Yujiro se levantou com dificuldade. Endireitou o corpo, respirou fundo e, sem hesitar, avançou novamente. Começou a girar o chicote com rapidez, desferindo várias chicotadas em sequência. Rinoceronte arrancou o machado do chão e rebateu cada ataque, mas percebeu algo estranho, o garoto não parecia estar tentando atingi-lo.
Segundos depois, o gigante notou que o ambiente ao redor estava mudando. As paredes começaram a se fechar lentamente, o teto e o chão se movendo como se respondessem à vontade do próprio Yujiro.
— Sua Manifestação já está começando a me irritar! Acha que só porque você controla a terra, me vencerá?! Está enganado!!!
Rinoceronte cravou o machado na parede direita e segurou a parede esquerda com a outra mão. Sua força parecia crescer a cada instante; veias e músculos saltavam sob a pele.
— NADA É MAIS FORTE DO QUE EU!!!
Yujiro rangeu os dentes, avaliando a situação. Ele concluiu rapidamente que aquilo não era apenas força bruta comum.
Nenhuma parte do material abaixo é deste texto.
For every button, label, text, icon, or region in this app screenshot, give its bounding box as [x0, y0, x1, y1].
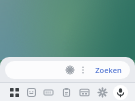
- button[interactable]: GIF: [40, 83, 57, 101]
- button[interactable]: Clipboard: [57, 83, 75, 101]
- button[interactable]: AI assist: [5, 61, 130, 79]
- button[interactable]: Zoeken: [91, 64, 126, 76]
- button[interactable]: Apps: [6, 83, 23, 101]
- button[interactable]: Settings: [93, 83, 111, 101]
- button[interactable]: More options: [77, 64, 89, 76]
- button[interactable]: Translate: [75, 83, 93, 101]
- button[interactable]: Stickers: [23, 83, 40, 101]
- button[interactable]: AI assist: [63, 63, 77, 77]
- staticText: Zoeken: [95, 65, 122, 75]
- button[interactable]: Voice input: [113, 85, 128, 100]
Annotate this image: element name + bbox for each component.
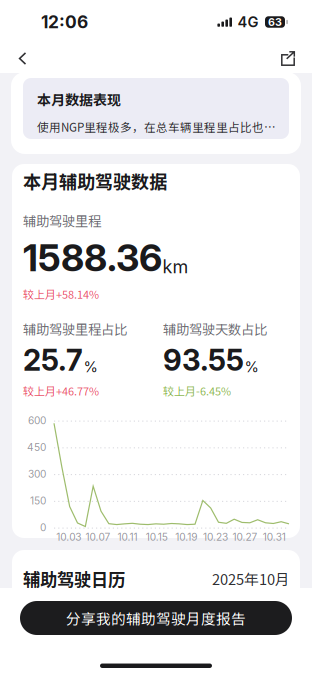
staticText: 10.19 (175, 531, 197, 543)
staticText: % (244, 358, 258, 376)
staticText: 600 (28, 414, 46, 427)
staticText: 辅助驾驶里程占比 (23, 319, 127, 338)
staticText: 分享我的辅助驾驶月度报告 (66, 607, 246, 629)
staticText: 450 (27, 441, 46, 454)
staticText: 使用NGP里程极多，在总车辆里程里占比也极高 (37, 118, 285, 135)
button[interactable]: 分享我的辅助驾驶月度报告 (20, 601, 292, 635)
staticText: % (84, 358, 98, 376)
staticText: 10.23 (203, 531, 228, 543)
staticText: 10.03 (56, 531, 81, 543)
staticText: 10.15 (146, 531, 168, 543)
staticText: 300 (28, 468, 46, 480)
staticText: 本月数据表现 (37, 89, 121, 109)
staticText: 较上月+46.77% (23, 383, 99, 399)
staticText: 63 (268, 16, 282, 28)
staticText: 4G (238, 13, 258, 31)
staticText: 辅助驾驶里程 (23, 211, 101, 230)
button[interactable]: Share (266, 44, 310, 73)
staticText: 较上月-6.45% (163, 383, 231, 399)
staticText: 0 (40, 522, 46, 534)
staticText: 10.27 (232, 531, 257, 543)
staticText: 12:06 (41, 12, 88, 32)
staticText: 辅助驾驶日历 (23, 566, 125, 591)
button[interactable]: Back (0, 44, 44, 73)
staticText: 25.7 (23, 342, 83, 378)
staticText: 1588.36 (23, 235, 162, 280)
staticText: 辅助驾驶天数占比 (163, 319, 267, 338)
staticText: 10.07 (86, 531, 111, 543)
staticText: 93.55 (163, 342, 244, 378)
staticText: 150 (30, 495, 46, 507)
staticText: 本月辅助驾驶数据 (23, 167, 167, 194)
staticText: 10.31 (263, 531, 286, 543)
staticText: km (162, 256, 188, 278)
staticText: 10.11 (117, 531, 137, 543)
staticText: 2025年10月 (212, 568, 290, 589)
staticText: 较上月+58.14% (23, 286, 99, 302)
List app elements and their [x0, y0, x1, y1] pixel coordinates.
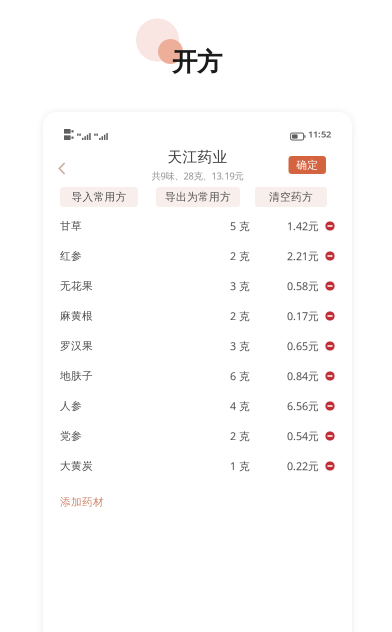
staticText: 添加药材	[60, 495, 104, 508]
staticText: 人参	[60, 399, 82, 412]
staticText: 开方	[172, 46, 222, 78]
staticText: 6.56元	[287, 399, 319, 413]
staticText: 导入常用方	[72, 190, 126, 204]
button[interactable]: 添加药材	[43, 481, 352, 523]
staticText: 2 克	[230, 309, 250, 323]
staticText: 导出为常用方	[165, 190, 231, 204]
staticText: 大黄炭	[60, 459, 93, 472]
button[interactable]: 党参	[43, 421, 352, 451]
staticText: 麻黄根	[60, 309, 93, 322]
staticText: 1 克	[230, 459, 250, 473]
staticText: 3 克	[230, 279, 250, 293]
staticText: 1.42元	[287, 219, 319, 233]
staticText: 11:52	[308, 128, 331, 140]
button[interactable]: 麻黄根	[43, 301, 352, 331]
staticText: 0.84元	[287, 369, 319, 383]
staticText: 2.21元	[287, 249, 319, 263]
button[interactable]: 罗汉果	[43, 331, 352, 361]
staticText: 0.17元	[287, 309, 319, 323]
staticText: 0.22元	[287, 459, 319, 473]
staticText: 0.58元	[287, 279, 319, 293]
button[interactable]: 甘草	[43, 211, 352, 241]
button[interactable]: 大黄炭	[43, 451, 352, 481]
staticText: 清空药方	[269, 190, 313, 204]
staticText: 3 克	[230, 339, 250, 353]
staticText: 甘草	[60, 219, 82, 232]
staticText: 无花果	[60, 279, 93, 292]
button[interactable]: 人参	[43, 391, 352, 421]
staticText: 0.65元	[287, 339, 319, 353]
button[interactable]: 确定	[288, 156, 326, 174]
staticText: 2 克	[230, 429, 250, 443]
staticText: 罗汉果	[60, 339, 93, 352]
button[interactable]: 地肤子	[43, 361, 352, 391]
button[interactable]: 红参	[43, 241, 352, 271]
staticText: 0.54元	[287, 429, 319, 443]
staticText: 共9味、28克、13.19元	[152, 170, 244, 182]
button[interactable]: 返回	[47, 154, 77, 184]
staticText: 地肤子	[60, 369, 93, 382]
staticText: 5 克	[230, 219, 250, 233]
button[interactable]: 导出为常用方	[156, 187, 240, 207]
button[interactable]: 清空药方	[255, 187, 327, 207]
staticText: 4 克	[230, 399, 250, 413]
staticText: 6 克	[230, 369, 250, 383]
staticText: 红参	[60, 249, 82, 262]
staticText: 2 克	[230, 249, 250, 263]
button[interactable]: 无花果	[43, 271, 352, 301]
staticText: 确定	[296, 158, 318, 172]
staticText: 天江药业	[168, 148, 228, 166]
staticText: 党参	[60, 429, 82, 442]
button[interactable]: 导入常用方	[60, 187, 138, 207]
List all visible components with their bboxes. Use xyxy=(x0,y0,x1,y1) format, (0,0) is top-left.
— Você é um monstro!!! De onde vêm tanta força assim?! Mesmo para uma Manifestação, é quase impossível conter tanta força no corpo sem haver consequências. Você não é mais um Extra-humano, você é uma Fúria!
Sem hesitar, Yujiro chicoteou o piso e as paredes, fazendo espinhos de pedra brotarem na tentativa de conter o brutamontes. Rinoceronte, no entanto, destruiu a estrutura e avançou contra ele, forçando Yujiro a desviar para a direita por pouco.
— Ele também está mais rápido… — o garoto pensou em voz alta — Eu preciso contê-lo antes que ele se enfureça mais ainda. Se essa luta se prolongar, esse prédio corre o risco de desabar. Talvez eu possa atraí-lo para fora daqui, saindo por uma janela.
Ajoelhado por um momento, Yujiro traçou um plano. Sabia que Rinoceronte não seria enganado tão facilmente. Levantou-se e encarou o adversário que caminhava lentamente em sua direção. O local não era ideal para executar a manobra, então ele teria de recorrer a uma distração arriscada, algo completamente inusitado, até para si mesmo.